For this I first constructed from the graph the two-way contingency table of the joint distribution of antigen and Rh factor:
|Marginal totals||77||120||29||128||354 (total)|
Consider now the marginal distributions, i.e. the subtotals along the last row and column. If we divide these numbers through by the total number of data points (354), we obtain the relative marginal frequencies. For a large sample, this may be identified with the probabilities of occurrence of the individual properties irrespective of that of the other.
Now comes the important part. If the occurrence of these two properties are independent of each other, then the joint probability in any cell shall be the product of the marginal probabilities for that row and column (P(A∩B)=P(A)P(B)). In terms of frequencies, this means that the number in any cell should be the product of the subtotals for that row and column, divided by the total (354). You can think of it this way: the frequency in any cell is the product of one of its marginal frequencies with the other relative marginal frequency (signifying the independent conditional probability). Example:
n(A+) = n(A).P(+) = n(A).n(+)/N.
Taking this assumption of independence then, it is possible to construct a contingency table inwards starting from just the outer marginal frequencies. This has been constructed below with the marginal frequencies of the actual data, and rounded to the nearest integers.

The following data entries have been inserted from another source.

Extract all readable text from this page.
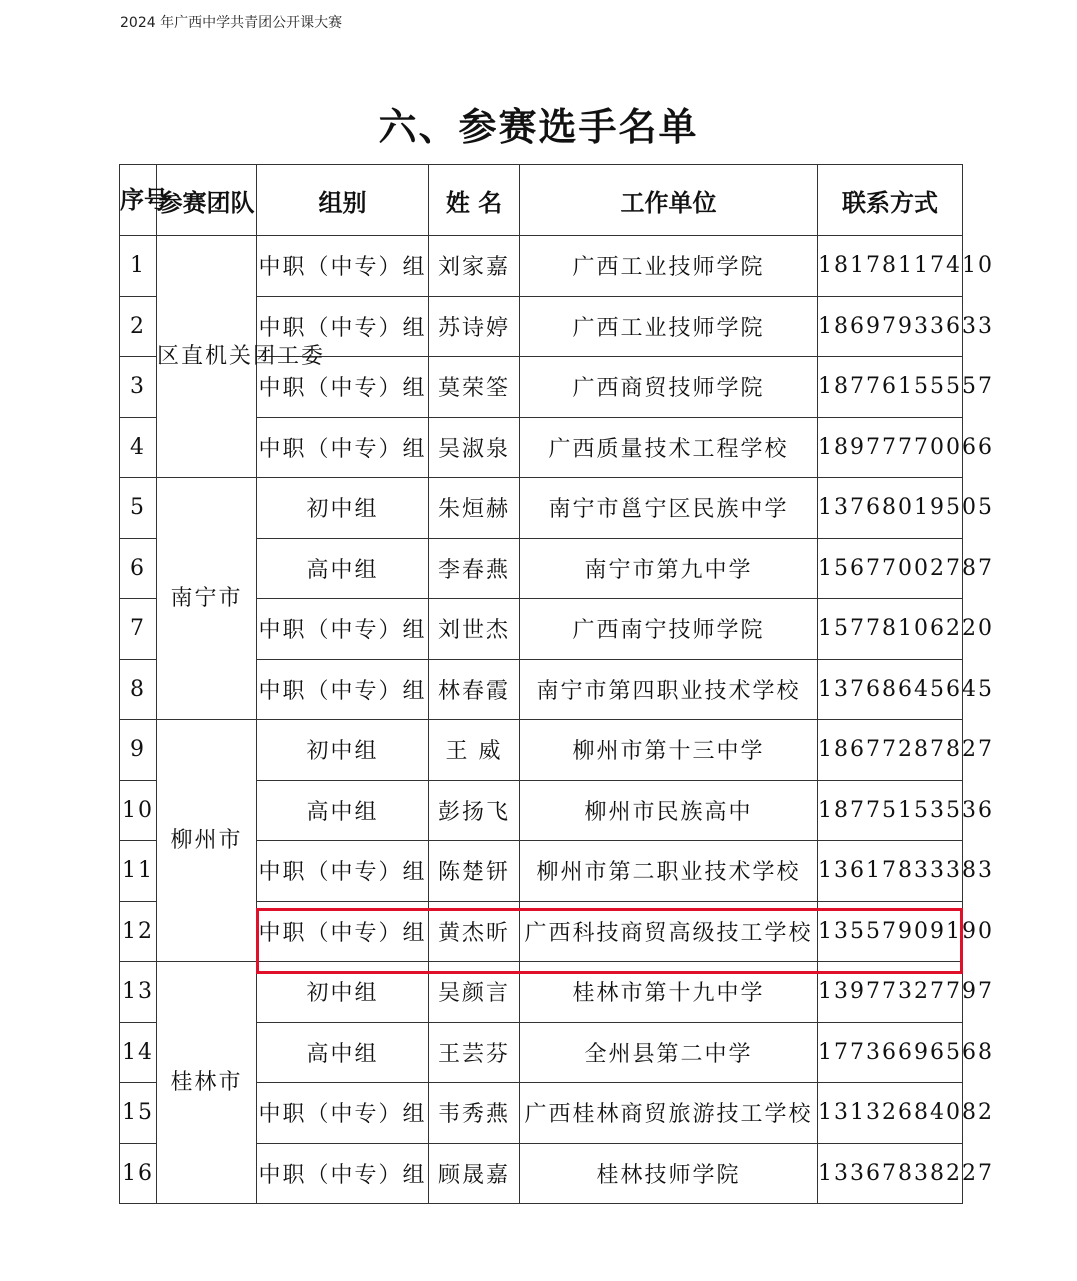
2024 年广西中学共青团公开课大赛
六、参赛选手名单
序号	参赛团队	组别	姓 名	工作单位	联系方式
1	区直机关团工委	中职（中专）组	刘家嘉	广西工业技师学院	18178117410
2		中职（中专）组	苏诗婷	广西工业技师学院	18697933633
3		中职（中专）组	莫荣筌	广西商贸技师学院	18776155557
4		中职（中专）组	吴淑泉	广西质量技术工程学校	18977770066
5	南宁市	初中组	朱烜赫	南宁市邕宁区民族中学	13768019505
6		高中组	李春燕	南宁市第九中学	15677002787
7		中职（中专）组	刘世杰	广西南宁技师学院	15778106220
8		中职（中专）组	林春霞	南宁市第四职业技术学校	13768645645
9	柳州市	初中组	王 威	柳州市第十三中学	18677287827
10		高中组	彭扬飞	柳州市民族高中	18775153536
11		中职（中专）组	陈楚钘	柳州市第二职业技术学校	13617833383
12		中职（中专）组	黄杰昕	广西科技商贸高级技工学校	13557909190
13	桂林市	初中组	吴颜言	桂林市第十九中学	13977327797
14		高中组	王芸芬	全州县第二中学	17736696568
15		中职（中专）组	韦秀燕	广西桂林商贸旅游技工学校	13132684082
16		中职（中专）组	顾晟嘉	桂林技师学院	13367838227
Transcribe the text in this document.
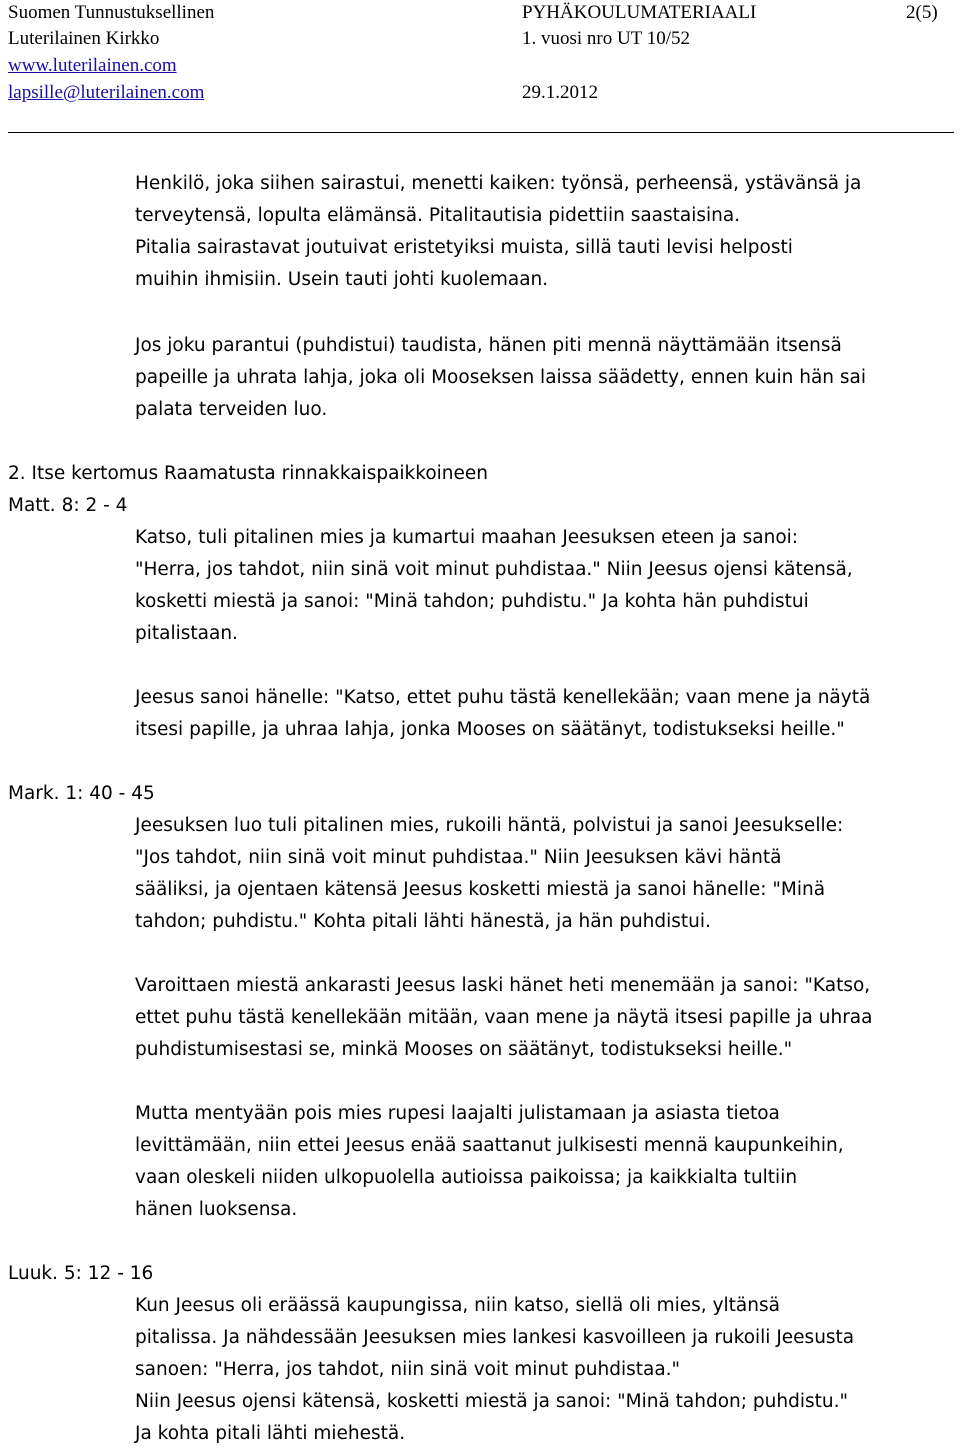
Suomen Tunnustuksellinen
Luterilainen Kirkko
www.luterilainen.com
lapsille@luterilainen.com
PYHÄKOULUMATERIAALI
1. vuosi nro UT 10/52
29.1.2012
2(5)
Henkilö, joka siihen sairastui, menetti kaiken: työnsä, perheensä, ystävänsä ja
terveytensä, lopulta elämänsä. Pitalitautisia pidettiin saastaisina.
Pitalia sairastavat joutuivat eristetyiksi muista, sillä tauti levisi helposti
muihin ihmisiin. Usein tauti johti kuolemaan.
Jos joku parantui (puhdistui) taudista, hänen piti mennä näyttämään itsensä
papeille ja uhrata lahja, joka oli Mooseksen laissa säädetty, ennen kuin hän sai
palata terveiden luo.
2. Itse kertomus Raamatusta rinnakkaispaikkoineen
Matt. 8: 2 - 4
Katso, tuli pitalinen mies ja kumartui maahan Jeesuksen eteen ja sanoi:
"Herra, jos tahdot, niin sinä voit minut puhdistaa." Niin Jeesus ojensi kätensä,
kosketti miestä ja sanoi: "Minä tahdon; puhdistu." Ja kohta hän puhdistui
pitalistaan.
Jeesus sanoi hänelle: "Katso, ettet puhu tästä kenellekään; vaan mene ja näytä
itsesi papille, ja uhraa lahja, jonka Mooses on säätänyt, todistukseksi heille."
Mark. 1: 40 - 45
Jeesuksen luo tuli pitalinen mies, rukoili häntä, polvistui ja sanoi Jeesukselle:
"Jos tahdot, niin sinä voit minut puhdistaa." Niin Jeesuksen kävi häntä
sääliksi, ja ojentaen kätensä Jeesus kosketti miestä ja sanoi hänelle: "Minä
tahdon; puhdistu." Kohta pitali lähti hänestä, ja hän puhdistui.
Varoittaen miestä ankarasti Jeesus laski hänet heti menemään ja sanoi: "Katso,
ettet puhu tästä kenellekään mitään, vaan mene ja näytä itsesi papille ja uhraa
puhdistumisestasi se, minkä Mooses on säätänyt, todistukseksi heille."
Mutta mentyään pois mies rupesi laajalti julistamaan ja asiasta tietoa
levittämään, niin ettei Jeesus enää saattanut julkisesti mennä kaupunkeihin,
vaan oleskeli niiden ulkopuolella autioissa paikoissa; ja kaikkialta tultiin
hänen luoksensa.
Luuk. 5: 12 - 16
Kun Jeesus oli eräässä kaupungissa, niin katso, siellä oli mies, yltänsä
pitalissa. Ja nähdessään Jeesuksen mies lankesi kasvoilleen ja rukoili Jeesusta
sanoen: "Herra, jos tahdot, niin sinä voit minut puhdistaa."
Niin Jeesus ojensi kätensä, kosketti miestä ja sanoi: "Minä tahdon; puhdistu."
Ja kohta pitali lähti miehestä.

If you compare the joint frequencies in the two tables, you can see immediately that they are very close, lending support to the assumption that these factors are independent.
For a more graphical idea, I decided to plot cluster bars of the actual and the computed frequencies assuming independence.
The average error between the actual and computed frequencies was 0 over the eight blood types. That doesn’t say much because errors of opposite signs reduce the net effect. The root mean squared error was 1.16, which too is tiny in comparison to the frequencies themselves.
Thus, it is pretty safe to suppose that the antigen and the Rh factor are uncorrelated properties.
There are stronger, more explicit tests of association than what has been done here. The usual correlation coefficient, though, cannot be calculated here because the variable (blood type) is not a quantitative one. However, there are others that you can read about here.
If you want to test this method or any of the other methods on other datasets of blood types, this page provides quite a bit of data for various countries (although last I checked, they seemed to not be completely factually correct).